Significance calculation in gsea

(4 votes) I still have problems understanding what we do when we use permutation. In GSEA when we calculate the significance level of enrichment score (ES), it is mentioned (Subramanian et al., 2005) that we can permute the phenotype labels in order to generate a null distribution, which is used in order to calculate the p-value of the ES. I wonder if you could try to clarify how permutation is used in this case?

I had hoped that this would be a slam dunk for you that have read Downey, and been diving further into the word of permutation test than most. It is easy: you permute the labels and get new differential expresion values, for which you can calculate a new enrichment score. If you do this enough times you can asses how unlikely random your unpermuted outcome was.
What is the Random Walk called “the random walk”? In Subramanian et al., they explain that it is done to calculate the enrichment score. I don’t think I understand the process completely, but it doesn’t seem to be random to me?

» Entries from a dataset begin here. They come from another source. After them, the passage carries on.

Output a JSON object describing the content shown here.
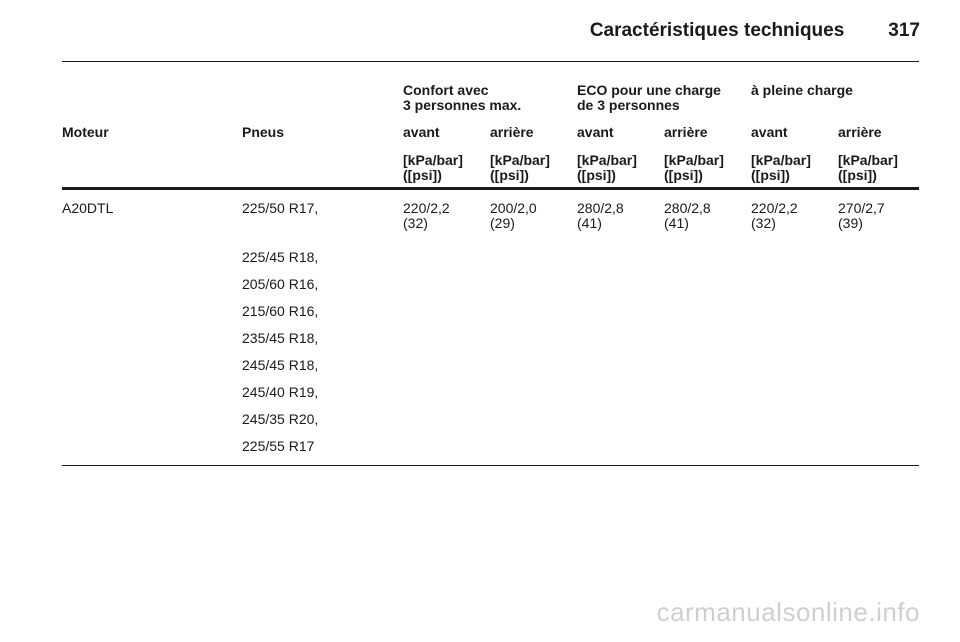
{
  "header": {
    "title": "Caractéristiques techniques",
    "page": "317"
  },
  "groups": [
    {
      "line1": "Confort avec",
      "line2": "3 personnes max."
    },
    {
      "line1": "ECO pour une charge",
      "line2": "de 3 personnes"
    },
    {
      "line1": "à pleine charge",
      "line2": ""
    }
  ],
  "columns": [
    "Moteur",
    "Pneus",
    "avant",
    "arrière",
    "avant",
    "arrière",
    "avant",
    "arrière"
  ],
  "units": {
    "line1": "[kPa/bar]",
    "line2": "([psi])"
  },
  "rows": [
    {
      "engine": "A20DTL",
      "tires": [
        "225/50 R17,",
        "225/45 R18,",
        "205/60 R16,",
        "215/60 R16,",
        "235/45 R18,",
        "245/45 R18,",
        "245/40 R19,",
        "245/35 R20,",
        "225/55 R17"
      ],
      "pressures": [
        {
          "value": "220/2,2",
          "psi": "(32)"
        },
        {
          "value": "200/2,0",
          "psi": "(29)"
        },
        {
          "value": "280/2,8",
          "psi": "(41)"
        },
        {
          "value": "280/2,8",
          "psi": "(41)"
        },
        {
          "value": "220/2,2",
          "psi": "(32)"
        },
        {
          "value": "270/2,7",
          "psi": "(39)"
        }
      ]
    }
  ],
  "watermark": "carmanualsonline.info"
}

Under the null the distribution of genes in the pathway are random in respect to the other measured genes. Processes involving random dicrete calls are frequently called random walk.
From the GSEA paper: “Genes may be ranked based on the differences seen in a small data set, with too few samples to allow rigorous evaluation of significance levels by permuting the class labels. In these cases, a P value can be estimated by permuting the genes, with the result that genes are randomly assigned to the sets while maintaining their size. This approach is not strictly accurate: because it ignores gene-gene correlations, it will overestimate the significance levels and may lead to false positives.”
Does this mean that even though the method calculates FDRs, they will in this case be incorrect/unreliable or just that the FDRs will be higher than they would be when permuting class labels?

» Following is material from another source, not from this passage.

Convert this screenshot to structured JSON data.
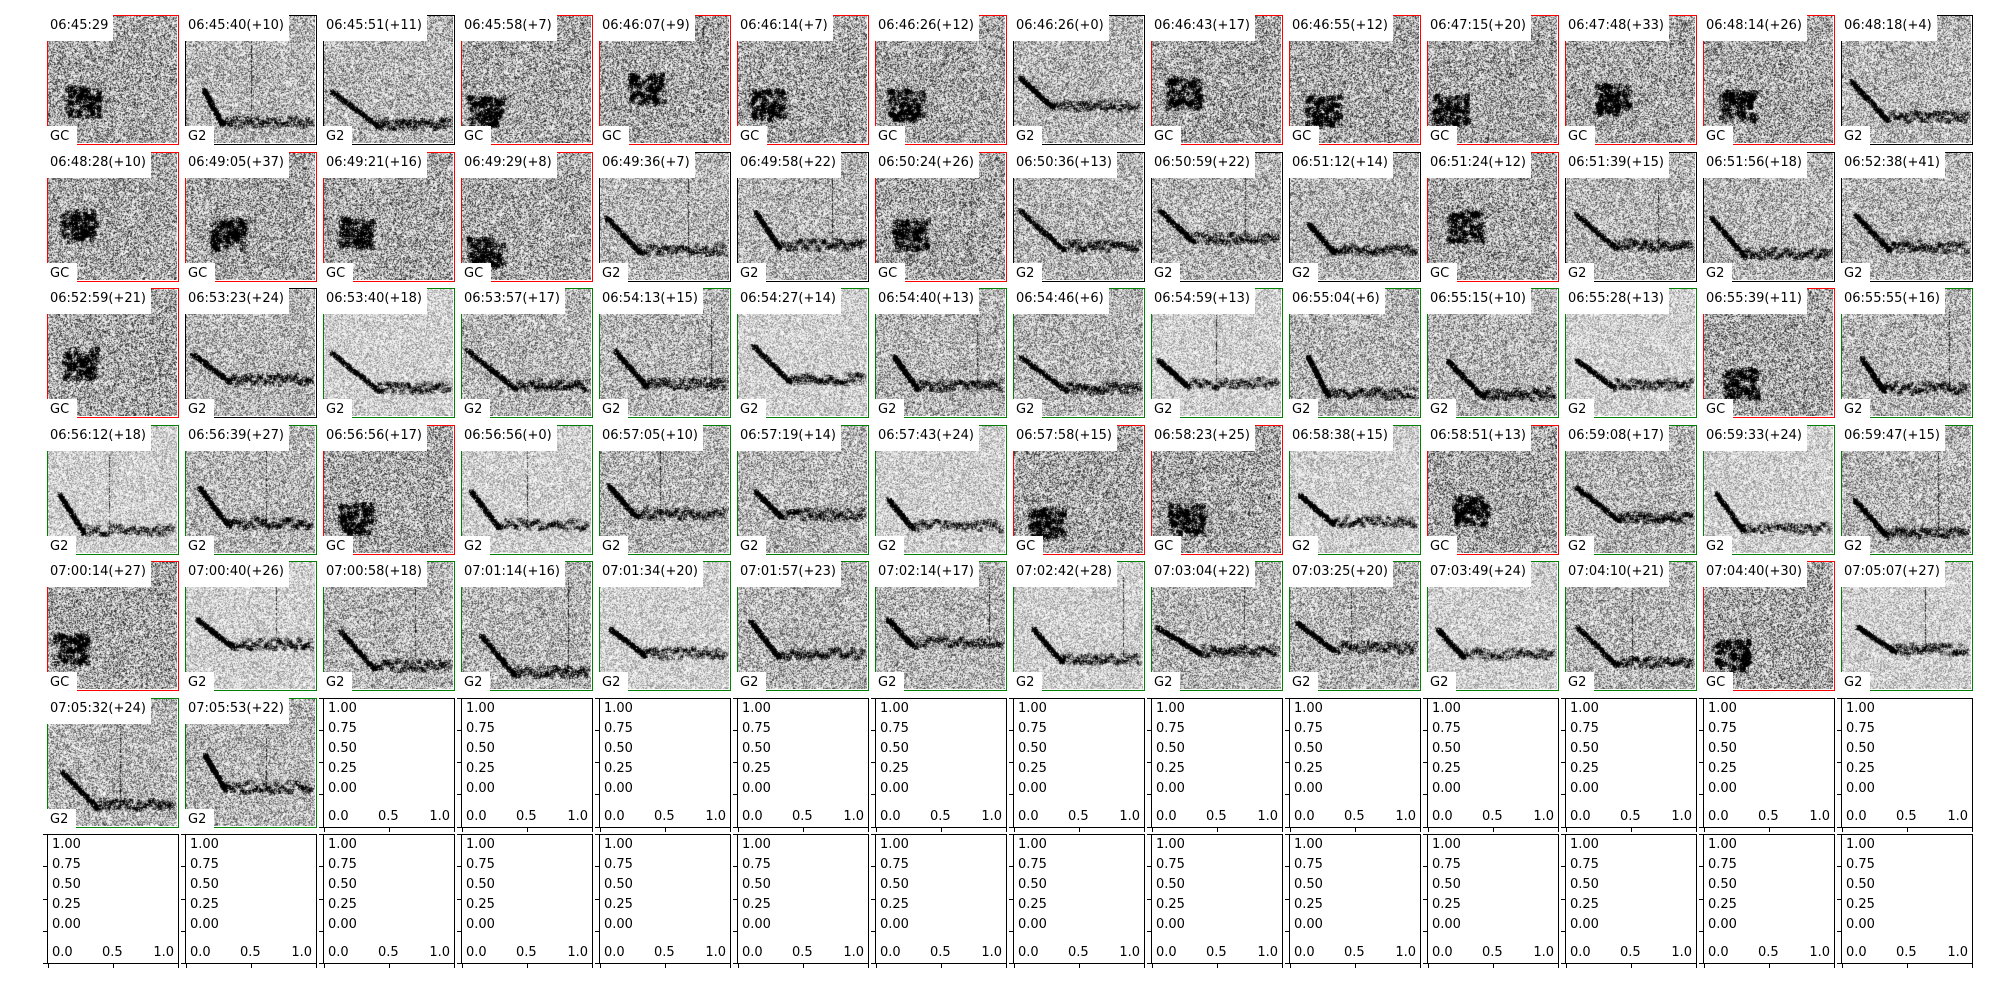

The first, i.e. that the reported statistics is inflated as it does not take gene-gene correlations in account.

Types of analytes

The examples given in the article Ten Years of Pathway Analysis map genes to pathways by annotated databases to compare and analyse pathways between samples. I assume that gene expression is the most common way to analyse pathways but is proteomics (protein levels) ever used to analyse pathways?

Protein concentrations can be seen as gene expression. But, Yes you quite freuently see pathway analysis based on protein abundances. Maybe even more frequently, pathways are used within metabolomics, i.e. with the abundances of various small molecules.

Notebook

- In the jupyter notebook we plot the ranked list metric as a function of the rank in ordered dataset. I can’t really interpret this plot, could you explain it briefly?
- (2 votes) I have some trouble understanding the two graphs that are plotted in the Jupyter notebook, could you explain what they show/what information they give you?
  
  Yes the interpretation of this score will be challenging unless you read the GSEA paper. See e.g. Figure 1

Reduction of number of hypothesis tests

Pathway analysis focuses on the fact that it is better to look at 1000 pathways than 20000 genes and that fewer the hypothesis better the signal to noise ratio. But scientific research is also focusing on single cell and spatial level information and looing at more and more deeper details. Can you comment on when looking at bulk data as a whole could be an advantage/disadvantage?

In single cell data and bulk data you are measuring an similar amount of mRNAs or pathways. So, the data is not very different in this respect. However, in single cell, we are often less prone to look at e.g. differential expression. Instead one are more prone to use e.g. clustering to find various cell types or similar.